If you need to perform some sort of validation or UI change based on when the textarea has focus or loses focus you need to bind to the focus or blur events. These are fairly common input field events. I used them to toggle the active state of the textarea's label.

 elem.addEventListener("focus", function (e) { e.target.label.classList.toggle("active"); }); elem.addEventListener("blur", function (e) { e.target.label.classList.toggle("active"); }); 

Textarea validation is typically simple because the content is typically free-form. Most of the type you would just check to make sure the field has text when it is required. You may also need to verify a minimal number of characters or words are supplied. Maybe it needs to be less than a maximum number of characters or words.

There is the maxlength attribute to limit the number of characters, but where is the fun in that?

Let's use the 'change' event to verify the number of words is at least 10.

 min10.addEventListener("input", function (e) { var value = e.target.value; if (value.match(/\S+/g).length > 10) { e.target.classList.add("valid"); e.target.classList.remove("invalid"); } else { e.target.classList.remove("valid"); e.target.classList.add("invalid"); } }); 

Applying 'Material Design' to the TextArea and Label

I am a fan of material design, it is simple and clean.

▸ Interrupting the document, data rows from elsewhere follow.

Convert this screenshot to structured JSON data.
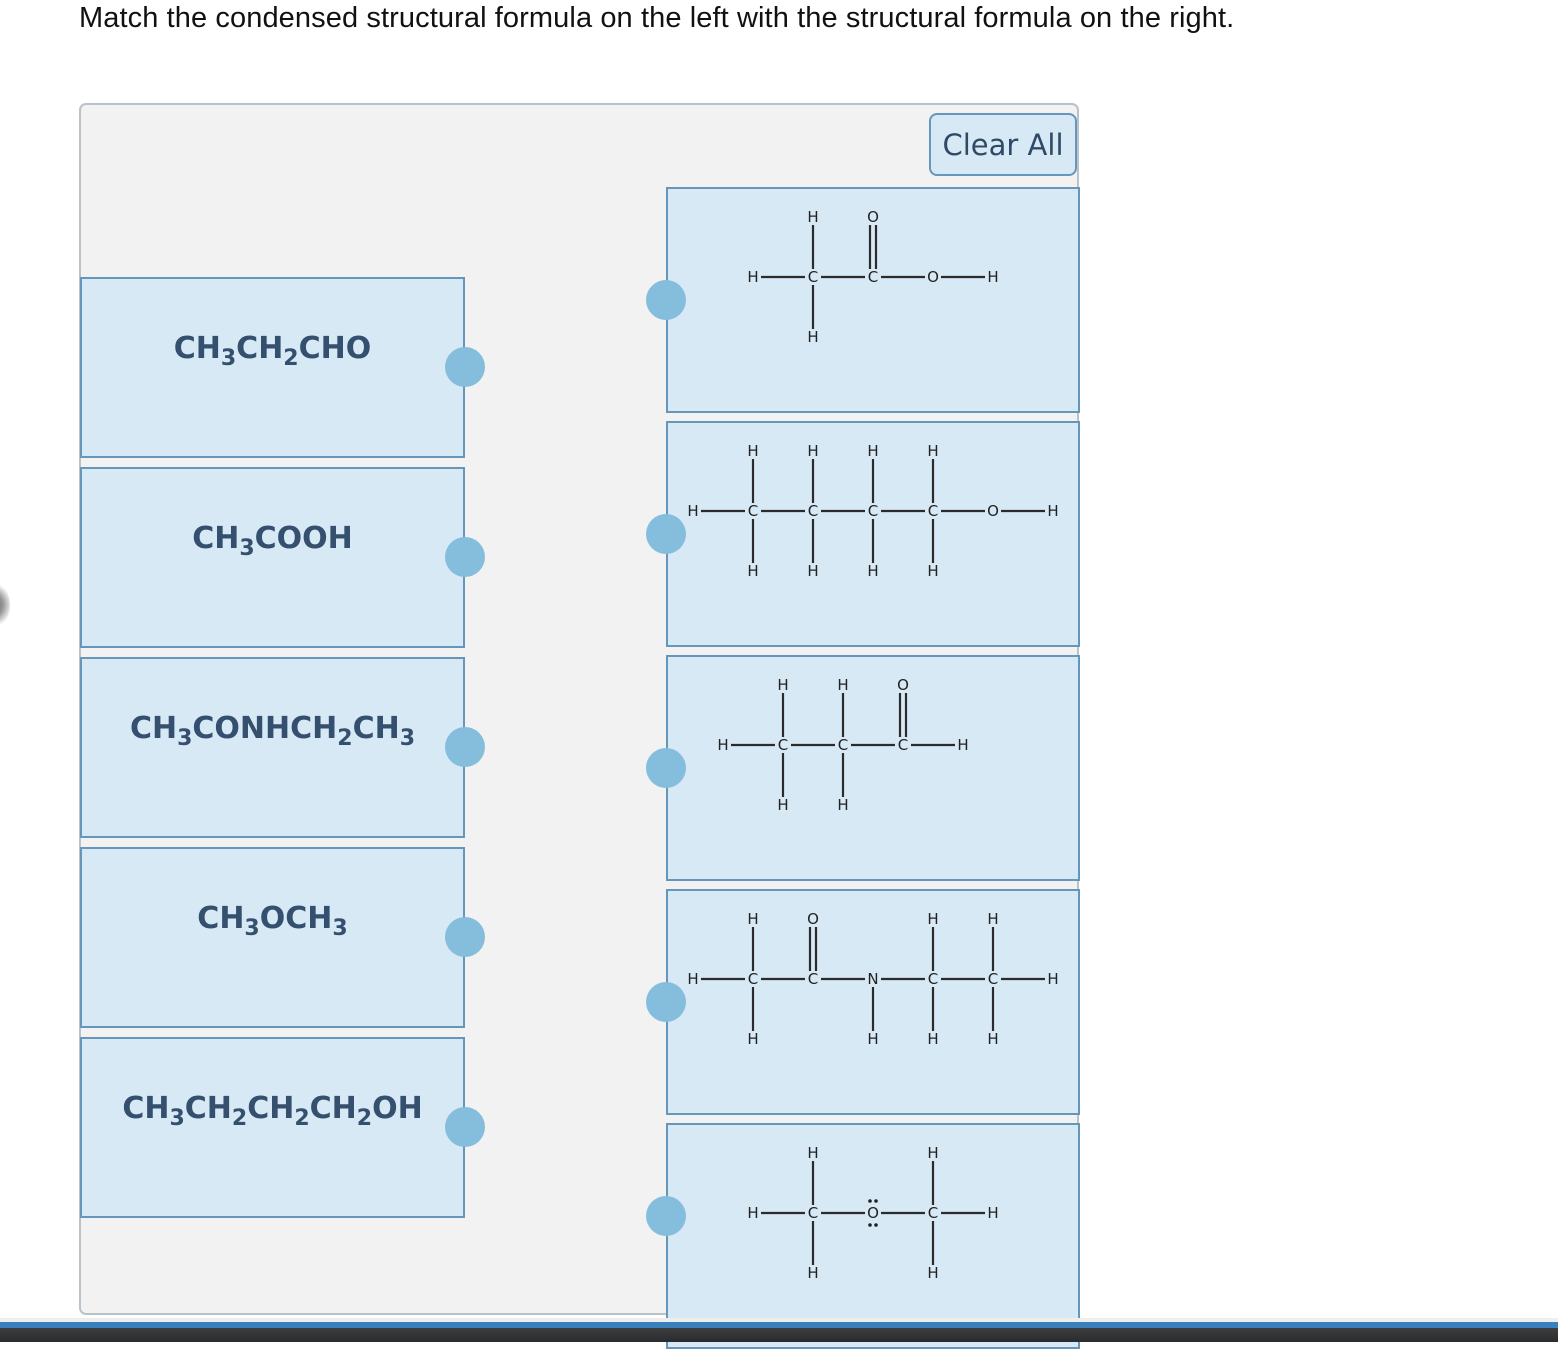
{
  "instructions": "Match the condensed structural formula on the left with the structural formula on the right.",
  "clear_all_label": "Clear All",
  "left_items": [
    {
      "parts": [
        [
          "CH",
          ""
        ],
        [
          "3",
          "sub"
        ],
        [
          "CH",
          ""
        ],
        [
          "2",
          "sub"
        ],
        [
          "CHO",
          ""
        ]
      ],
      "text": "CH3CH2CHO"
    },
    {
      "parts": [
        [
          "CH",
          ""
        ],
        [
          "3",
          "sub"
        ],
        [
          "COOH",
          ""
        ]
      ],
      "text": "CH3COOH"
    },
    {
      "parts": [
        [
          "CH",
          ""
        ],
        [
          "3",
          "sub"
        ],
        [
          "CONHCH",
          ""
        ],
        [
          "2",
          "sub"
        ],
        [
          "CH",
          ""
        ],
        [
          "3",
          "sub"
        ]
      ],
      "text": "CH3CONHCH2CH3"
    },
    {
      "parts": [
        [
          "CH",
          ""
        ],
        [
          "3",
          "sub"
        ],
        [
          "OCH",
          ""
        ],
        [
          "3",
          "sub"
        ]
      ],
      "text": "CH3OCH3"
    },
    {
      "parts": [
        [
          "CH",
          ""
        ],
        [
          "3",
          "sub"
        ],
        [
          "CH",
          ""
        ],
        [
          "2",
          "sub"
        ],
        [
          "CH",
          ""
        ],
        [
          "2",
          "sub"
        ],
        [
          "CH",
          ""
        ],
        [
          "2",
          "sub"
        ],
        [
          "OH",
          ""
        ]
      ],
      "text": "CH3CH2CH2CH2OH"
    }
  ],
  "right_items": [
    {
      "name": "acetic-acid-structure",
      "atoms": [
        [
          "H",
          0,
          1
        ],
        [
          "C",
          1,
          1
        ],
        [
          "H",
          1,
          0
        ],
        [
          "H",
          1,
          2
        ],
        [
          "C",
          2,
          1
        ],
        [
          "O",
          2,
          0
        ],
        [
          "O",
          3,
          1
        ],
        [
          "H",
          4,
          1
        ]
      ],
      "bonds": [
        [
          0,
          1,
          1
        ],
        [
          1,
          2,
          1
        ],
        [
          1,
          3,
          1
        ],
        [
          1,
          4,
          1
        ],
        [
          4,
          5,
          2
        ],
        [
          4,
          6,
          1
        ],
        [
          6,
          7,
          1
        ]
      ],
      "lone_pairs": []
    },
    {
      "name": "butanol-structure",
      "atoms": [
        [
          "H",
          0,
          1
        ],
        [
          "C",
          1,
          1
        ],
        [
          "H",
          1,
          0
        ],
        [
          "H",
          1,
          2
        ],
        [
          "C",
          2,
          1
        ],
        [
          "H",
          2,
          0
        ],
        [
          "H",
          2,
          2
        ],
        [
          "C",
          3,
          1
        ],
        [
          "H",
          3,
          0
        ],
        [
          "H",
          3,
          2
        ],
        [
          "C",
          4,
          1
        ],
        [
          "H",
          4,
          0
        ],
        [
          "H",
          4,
          2
        ],
        [
          "O",
          5,
          1
        ],
        [
          "H",
          6,
          1
        ]
      ],
      "bonds": [
        [
          0,
          1,
          1
        ],
        [
          1,
          2,
          1
        ],
        [
          1,
          3,
          1
        ],
        [
          1,
          4,
          1
        ],
        [
          4,
          5,
          1
        ],
        [
          4,
          6,
          1
        ],
        [
          4,
          7,
          1
        ],
        [
          7,
          8,
          1
        ],
        [
          7,
          9,
          1
        ],
        [
          7,
          10,
          1
        ],
        [
          10,
          11,
          1
        ],
        [
          10,
          12,
          1
        ],
        [
          10,
          13,
          1
        ],
        [
          13,
          14,
          1
        ]
      ],
      "lone_pairs": []
    },
    {
      "name": "propanal-structure",
      "atoms": [
        [
          "H",
          0,
          1
        ],
        [
          "C",
          1,
          1
        ],
        [
          "H",
          1,
          0
        ],
        [
          "H",
          1,
          2
        ],
        [
          "C",
          2,
          1
        ],
        [
          "H",
          2,
          0
        ],
        [
          "H",
          2,
          2
        ],
        [
          "C",
          3,
          1
        ],
        [
          "O",
          3,
          0
        ],
        [
          "H",
          4,
          1
        ]
      ],
      "bonds": [
        [
          0,
          1,
          1
        ],
        [
          1,
          2,
          1
        ],
        [
          1,
          3,
          1
        ],
        [
          1,
          4,
          1
        ],
        [
          4,
          5,
          1
        ],
        [
          4,
          6,
          1
        ],
        [
          4,
          7,
          1
        ],
        [
          7,
          8,
          2
        ],
        [
          7,
          9,
          1
        ]
      ],
      "lone_pairs": []
    },
    {
      "name": "n-ethylacetamide-structure",
      "atoms": [
        [
          "H",
          0,
          1
        ],
        [
          "C",
          1,
          1
        ],
        [
          "H",
          1,
          0
        ],
        [
          "H",
          1,
          2
        ],
        [
          "C",
          2,
          1
        ],
        [
          "O",
          2,
          0
        ],
        [
          "N",
          3,
          1
        ],
        [
          "H",
          3,
          2
        ],
        [
          "C",
          4,
          1
        ],
        [
          "H",
          4,
          0
        ],
        [
          "H",
          4,
          2
        ],
        [
          "C",
          5,
          1
        ],
        [
          "H",
          5,
          0
        ],
        [
          "H",
          5,
          2
        ],
        [
          "H",
          6,
          1
        ]
      ],
      "bonds": [
        [
          0,
          1,
          1
        ],
        [
          1,
          2,
          1
        ],
        [
          1,
          3,
          1
        ],
        [
          1,
          4,
          1
        ],
        [
          4,
          5,
          2
        ],
        [
          4,
          6,
          1
        ],
        [
          6,
          7,
          1
        ],
        [
          6,
          8,
          1
        ],
        [
          8,
          9,
          1
        ],
        [
          8,
          10,
          1
        ],
        [
          8,
          11,
          1
        ],
        [
          11,
          12,
          1
        ],
        [
          11,
          13,
          1
        ],
        [
          11,
          14,
          1
        ]
      ],
      "lone_pairs": []
    },
    {
      "name": "dimethyl-ether-structure",
      "atoms": [
        [
          "H",
          0,
          1
        ],
        [
          "C",
          1,
          1
        ],
        [
          "H",
          1,
          0
        ],
        [
          "H",
          1,
          2
        ],
        [
          "O",
          2,
          1
        ],
        [
          "C",
          3,
          1
        ],
        [
          "H",
          3,
          0
        ],
        [
          "H",
          3,
          2
        ],
        [
          "H",
          4,
          1
        ]
      ],
      "bonds": [
        [
          0,
          1,
          1
        ],
        [
          1,
          2,
          1
        ],
        [
          1,
          3,
          1
        ],
        [
          1,
          4,
          1
        ],
        [
          4,
          5,
          1
        ],
        [
          5,
          6,
          1
        ],
        [
          5,
          7,
          1
        ],
        [
          5,
          8,
          1
        ]
      ],
      "lone_pairs": [
        4
      ]
    }
  ]
}
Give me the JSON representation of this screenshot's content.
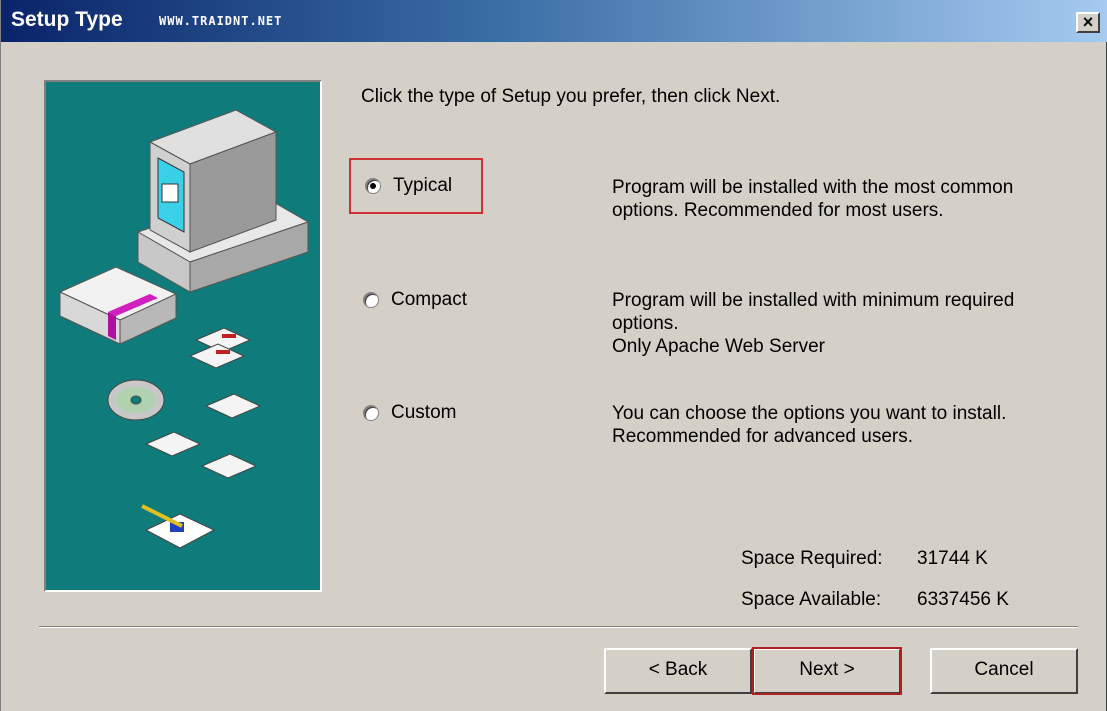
{
  "window": {
    "title": "Setup Type",
    "subtitle": "WWW.TRAIDNT.NET",
    "close_label": "×"
  },
  "instruction": "Click the type of Setup you prefer, then click Next.",
  "options": [
    {
      "label": "Typical",
      "selected": true,
      "desc": [
        "Program will be installed with the most common",
        "options. Recommended for most users."
      ]
    },
    {
      "label": "Compact",
      "selected": false,
      "desc": [
        "Program will be installed with minimum required",
        "options.",
        "Only Apache Web Server"
      ]
    },
    {
      "label": "Custom",
      "selected": false,
      "desc": [
        "You can choose the options you want to install.",
        "Recommended for advanced users."
      ]
    }
  ],
  "space": {
    "required_label": "Space Required:",
    "required_value": "31744 K",
    "available_label": "Space Available:",
    "available_value": "6337456 K"
  },
  "buttons": {
    "back": "< Back",
    "next": "Next >",
    "cancel": "Cancel"
  },
  "colors": {
    "titlebar_start": "#0a246a",
    "art_background": "#0f7b7b",
    "dialog_background": "#d4d0c8",
    "focus_border": "#d03030"
  }
}
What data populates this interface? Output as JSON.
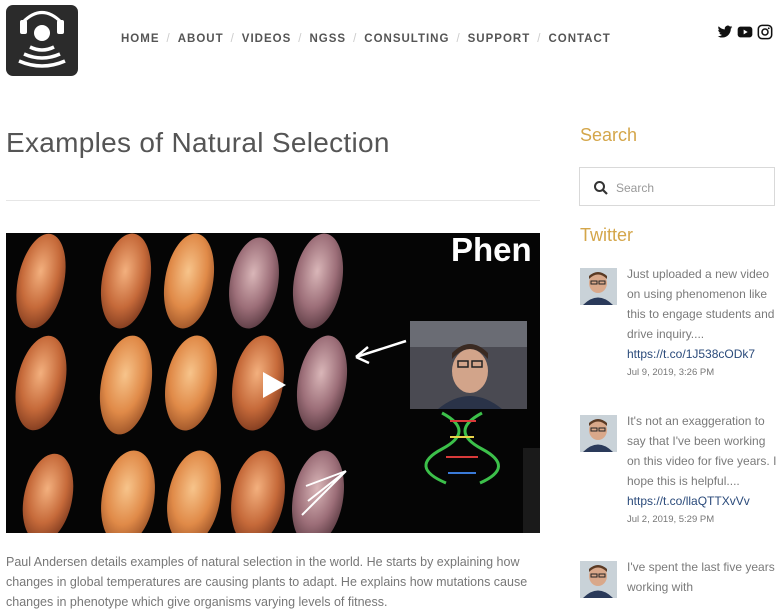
{
  "nav": {
    "items": [
      "HOME",
      "ABOUT",
      "VIDEOS",
      "NGSS",
      "CONSULTING",
      "SUPPORT",
      "CONTACT"
    ]
  },
  "social": [
    "twitter-icon",
    "youtube-icon",
    "instagram-icon"
  ],
  "page": {
    "title": "Examples of Natural Selection"
  },
  "video": {
    "overlay_text": "Phen"
  },
  "description": "Paul Andersen details examples of natural selection in the world. He starts by explaining how changes in global temperatures are causing plants to adapt. He explains how mutations cause changes in phenotype which give organisms varying levels of fitness.",
  "sidebar": {
    "search_heading": "Search",
    "search_placeholder": "Search",
    "twitter_heading": "Twitter",
    "tweets": [
      {
        "text": "Just uploaded a new video on using phenomenon like this to engage students and drive inquiry....",
        "link": "https://t.co/1J538cODk7",
        "time": "Jul 9, 2019, 3:26 PM"
      },
      {
        "text": "It's not an exaggeration to say that I've been working on this video for five years. I hope this is helpful....",
        "link": "https://t.co/llaQTTXvVv",
        "time": "Jul 2, 2019, 5:29 PM"
      },
      {
        "text": "I've spent the last five years working with",
        "link": "",
        "time": ""
      }
    ]
  },
  "colors": {
    "accent": "#d4a64a",
    "link": "#2a4a7a",
    "logo_bg": "#2b2b2b"
  }
}
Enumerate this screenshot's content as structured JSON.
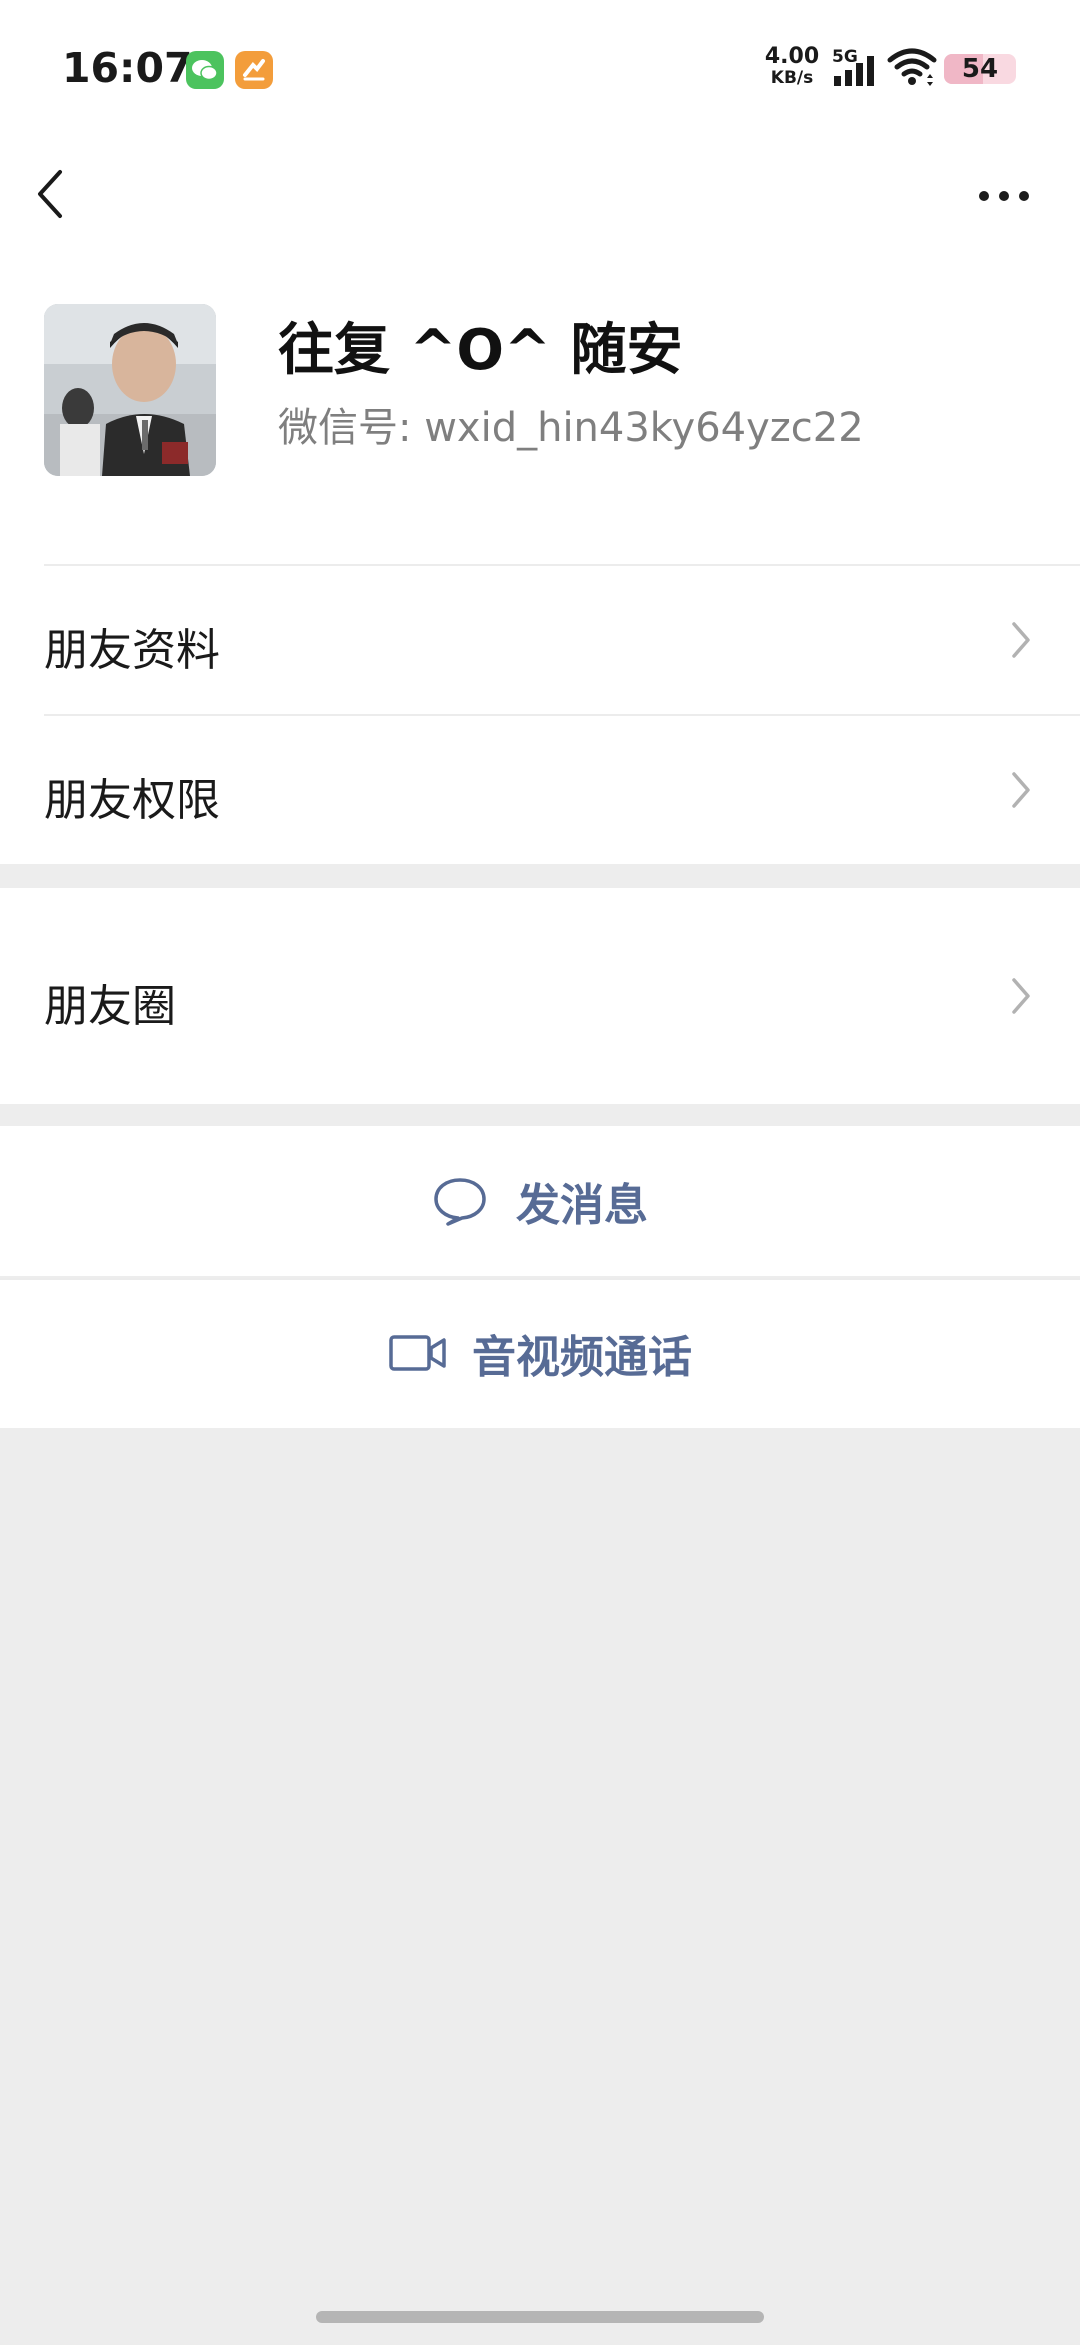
{
  "status_bar": {
    "time": "16:07",
    "net_speed_value": "4.00",
    "net_speed_unit": "KB/s",
    "network_type": "5G",
    "battery_level": "54",
    "battery_fraction": 0.54,
    "app_icons": [
      "wechat-icon",
      "orange-app-icon"
    ]
  },
  "header": {
    "back_icon": "chevron-left-icon",
    "more_icon": "more-dots-icon"
  },
  "profile": {
    "name": "往复 ^O^ 随安",
    "wechat_id_label": "微信号:",
    "wechat_id_value": "wxid_hin43ky64yzc22"
  },
  "menu": {
    "friend_info": "朋友资料",
    "friend_permissions": "朋友权限",
    "moments": "朋友圈"
  },
  "actions": {
    "send_message": "发消息",
    "video_call": "音视频通话"
  },
  "colors": {
    "accent_link": "#576b95",
    "background": "#ededed",
    "card": "#ffffff",
    "battery_bg": "#f9d9e1"
  }
}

So I sort of 'borrowed' some styles from MD Bootstrap to style the textareas and their labels.

The textarea has its style customized to 'hide' the top, right and left borders. There are some transitions applied and the vertical scrolling is hidden.

 .form-row textarea { transition: border-color .15s ease-in-out, box-shadow .15s ease-in-out; outline: 0; box-shadow: none; border: none; border-bottom: 1px solid #ced4da; border-radius: 0; box-sizing: content-box; background-color: transparent; overflow-y: hidden; padding: 1.5rem 0; resize: none; } 

When focus is given to the textarea to the associated label moves above the textarea and the font shrinks. This is a normal Material Design effect.

The cool thing is you can style a textarea to render in many ways, this is only an example.

Summary

Textareas are a fundamental input field, used on forms everywhere. They are pretty simple elements to manage, but operate differently than their single line siblings, the input field.

Remember to always limit the number of rows and columns displayed, so your textareas are rendered at an appropriate size. You can also control text wrapping, styling and of course validation.

You can check out an example file with different attributes, styles and scripts you can use as a starter reference for your textareas on GitHub.